I dropped my weight, just as he’d instructed, sent my elbow back in a loose imitation of a jab. His arm straightened—releasing me from both the physical grip, and that of his presence.
“It worked!” I said, and my voice cracked slightly, which made me laugh. Nervously. What on earth was happening to me. “Sorry. I think the adrenaline rush is making me giddy.”
His mouth half quirked. “Maybe.”
“Again?” I asked, because that was the professional thing to do.
He motioned me forward. “Again.”
Once again, I pretended not to notice any of the things I was definitely noticing—the heat and hardness, the soft scent, the steadiness of breaths. The smoothness of his motions.
None of it mattered, I reminded myself as Aldo handed me a bottle of water. “You did well. You’re kind of a natural.”
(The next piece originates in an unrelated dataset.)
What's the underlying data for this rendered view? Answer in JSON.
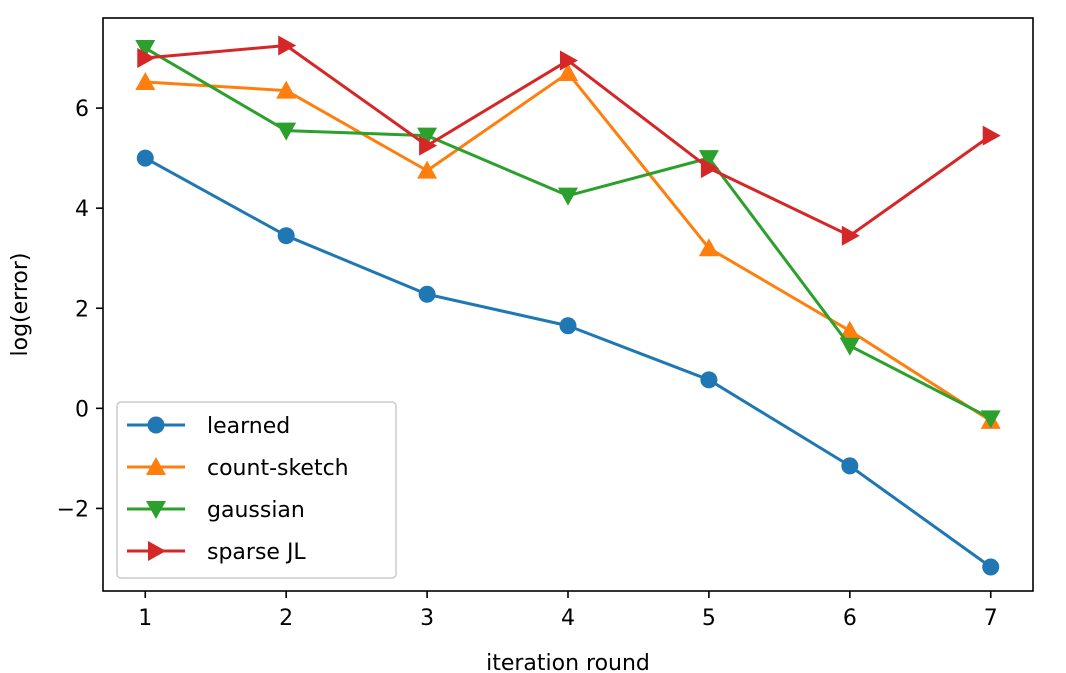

Was his voice softer than usual?
“Thanks.” I drained half the bottle in one gulp, swiped sweat from my forehead with the back of my hand. “Same time tomorrow then?”
For a moment, Aldo hesitated, like he might say something. But he merely nodded. “Same time.”
My stomach clenched with an emotion I couldn’t name. Disappointment? Had I wanted him to say something?
It didn’t matter. This was about protection—myself, my son. Nothing more. Nothing less.
But as I strode from the room, I couldn’t shake the memory of his breaths against my back, or how my heart had raced at the feel of his warm skin.